OPNsense Forum

English Forums => Hardware and Performance => Topic started by: xiaotuzi on March 08, 2017, 08:20:03 pm

Title: Max thoughput on EsXi
Post by: xiaotuzi on March 08, 2017, 08:20:03 pm
Hi,

I have a Mac Mini (i5 with 16 GB Ram) running Esxi and one of of the VM's is OpnSense which works as my FW.
Recently I have had my WAN speed upgraded to 500/500 but when I do speedtest max speed I get is 180/180.

With the laptop directly on my modem I get full speed.

So now my thoughs are that my current setup is not powerfull enough - does that sounds reasonable ?

I am willing to buy stand-alone hardware to use for OPNSense - what would you estimate the minimum specs are for a decent computer / router to handle app 1 GB throughput ?
Title: Re: Max thoughput on EsXi
Post by: Arakangel Michael on March 20, 2017, 03:19:29 am
In order to run Suricata IDS / IPS along with the basic firewall I would go with a gen 3 i5 or better, at least a dual core, 3 Ghz+, and at least 4 GB of RAM.

Make it quad core if you want to do VPN near that speed, add more RAM (8-16 GB) if you want to run the Proxy (SQUID).

The biggest thing for just the firewall would be a multi port Intel NIC 2x, or 4x should do if you want to have more than just LAN / WAN separation. You can 'multiply' ports using VLANs, but those are less secure then a dedicated interface, and more complicated to setup, or remember.

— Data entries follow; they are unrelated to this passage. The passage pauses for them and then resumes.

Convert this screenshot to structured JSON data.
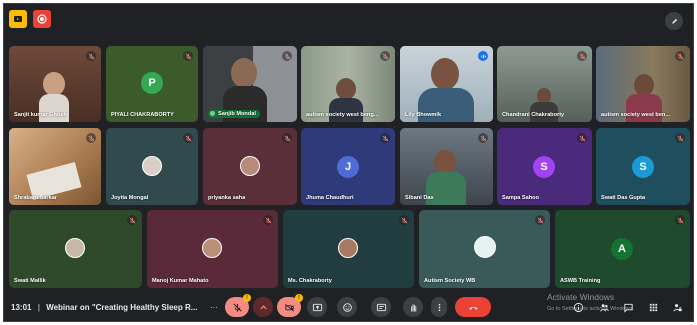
{
  "meeting": {
    "time": "13:01",
    "separator": "|",
    "title": "Webinar on \"Creating Healthy Sleep R..."
  },
  "participants": [
    {
      "id": "p1",
      "name": "Sanjit kumar Ghosh",
      "type": "video",
      "muted": true
    },
    {
      "id": "p2",
      "name": "PIYALI CHAKRABORTY",
      "type": "avatar",
      "initial": "P",
      "avatar_color": "#34a853",
      "muted": true
    },
    {
      "id": "p3",
      "name": "Sanjib Mondal",
      "type": "video",
      "muted": true,
      "pinned_pill": true
    },
    {
      "id": "p4",
      "name": "autism society west beng...",
      "type": "video",
      "muted": true
    },
    {
      "id": "p5",
      "name": "Lily Bhowmik",
      "type": "video",
      "speaking": true
    },
    {
      "id": "p6",
      "name": "Chandrani Chakraborty",
      "type": "video",
      "muted": true
    },
    {
      "id": "p7",
      "name": "autism society west ben...",
      "type": "video",
      "muted": true
    },
    {
      "id": "p8",
      "name": "Shrabani Sarkar",
      "type": "video",
      "muted": true
    },
    {
      "id": "p9",
      "name": "Joyita Mongal",
      "type": "photo",
      "muted": true
    },
    {
      "id": "p10",
      "name": "priyanka saha",
      "type": "photo",
      "muted": true
    },
    {
      "id": "p11",
      "name": "Jhuma Chaudhuri",
      "type": "avatar",
      "initial": "J",
      "avatar_color": "#4f6bd5",
      "muted": true
    },
    {
      "id": "p12",
      "name": "Sibani Das",
      "type": "video",
      "muted": true
    },
    {
      "id": "p13",
      "name": "Sampa Sahoo",
      "type": "avatar",
      "initial": "S",
      "avatar_color": "#a142f4",
      "muted": true
    },
    {
      "id": "p14",
      "name": "Swati Das Gupta",
      "type": "avatar",
      "initial": "S",
      "avatar_color": "#1a9bd7",
      "muted": true
    },
    {
      "id": "p15",
      "name": "Swati Mallik",
      "type": "photo",
      "muted": true
    },
    {
      "id": "p16",
      "name": "Manoj Kumar Mahato",
      "type": "photo",
      "muted": true
    },
    {
      "id": "p17",
      "name": "Ms. Chakraborty",
      "type": "photo",
      "muted": true
    },
    {
      "id": "p18",
      "name": "Autism Society WB",
      "type": "photo",
      "muted": true
    },
    {
      "id": "p19",
      "name": "ASWB Training",
      "type": "avatar",
      "initial": "A",
      "avatar_color": "#137333",
      "muted": true
    }
  ],
  "controls": {
    "more_label": "···",
    "mic_badge": "!",
    "cam_badge": "!"
  },
  "watermark": {
    "line1": "Activate Windows",
    "line2": "Go to Settings to activate Windows."
  },
  "colors": {
    "background": "#202124",
    "tile_dark": "#3c4043",
    "speaking_blue": "#8ab4f8",
    "end_call_red": "#ea4335",
    "mute_red": "#f28b82"
  }
}
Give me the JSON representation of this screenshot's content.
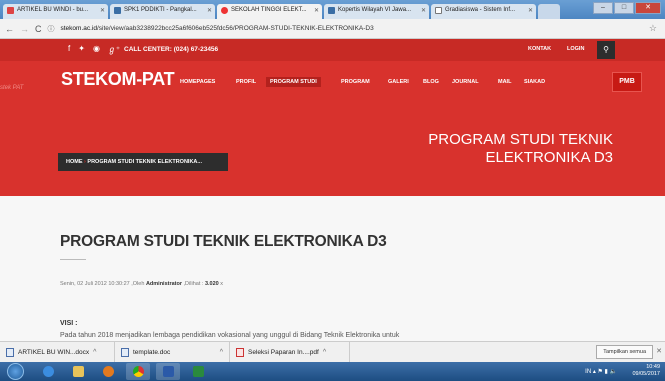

If you want to keep ESXi, at least get something with multiple network ports. For troubleshooting make sure that you have all available 'cores' assigned. The terms are confusing, but basically if it is a dual core i5, ESXi will likely show 4 'Logical Processors', due to 'hyper-threading' doubling the core count. For testing, just assign all of them to the OpnSense VM. You can 'over commit' them by giving a 2nd VM 4 Logical Processors as well. There will only be 'resource contention' when one of them wants to use the whole chip.
Title: Re: Max thoughput on EsXi
Post by: bartjsmit on March 20, 2017, 09:18:23 am
Creating VM's that use more vCPU's than there are execution units available will reduce performance, not increase it.

Hyper threading offers two threads on a single core. That is fine if the workloads are split into multiple smaller VM's that take advantage of the better scheduling from hyper threading. A single VM that takes all threads will suffer a lot of CPU ready wait and co-stop time. If you want to over-commit your CPU resource (and you should), do so by creating multiple smaller VM's.

Going back to the example; you will find that an OPNsense VM with two vCPU will perform better than one with four unless the workload is capable of using all cores, in which case you are better off running it directly on bare metal.

More details are in the VMware KB https://kb.vmware.com/kb/1017926 with a bit more explanation in blogs like this one: http://wahlnetwork.com/2013/09/30/hyper-threading-gotcha-virtual-machine-vcpu-sizing/

Bart...
Title: Re: Max thoughput on EsXi
Post by: Arakangel Michael on May 10, 2017, 08:11:50 pm
Creating VM's that use more vCPU's than there are execution units available will reduce performance, not increase it.

The theoretical knowledge doesn't really help anyone, if they can't apply it.

You're being pedantic, and your statement isn't technically accurate.

It depends on your workload:

If it is more latency sensitive, and not consuming the whole CPU, then user Hyperthreading / SMT, and commit all logical processors.

If it is more compute intensive, or completely single threaded then it may be better to switch Hyperthreading / SMT off in the BIOS, and use the exact number of physical cores available.

Blog posts like that discount the nuance of actual life. You cannot possibly recommend an ideal configuration without knowing the workload. NUMA locality doesn't apply with a single socket machine.

In the OP's instance where he is possibly going to buy a box dedicated for this a dual / quad core single cpu should suffice just fine for all the bells, and whistles.

Given multiple packages running it makes sense to enable Hyperthreading, and count the logical processors.

This is a logical argument, real world testing is always better.

Said more nicely:
*BSD, OpnSense, and Suricata are multithreaded, and to my knowledge the other important packages are. So as many cores as possible with a 'smarter' scheduler (HT / SMT) makes more sense, since it isn't likely to chew through all available compute power. For 500 mbps of traffic.

Bare Metal install is better in my book as you don't have to deal with additional vulnerabilities, and patching. Performance difference should be within a few percent of ESXi if your hardware has room to breath (bottlenecks are not the same). Hardened BSD will arguably be more secure than ESXi.


To the OP, basically get a quad core, with a dedicated gigabit network interface for at least the LAN, and WAN, if you want all of the bells, and whistles. Your network card is likely the bottleneck.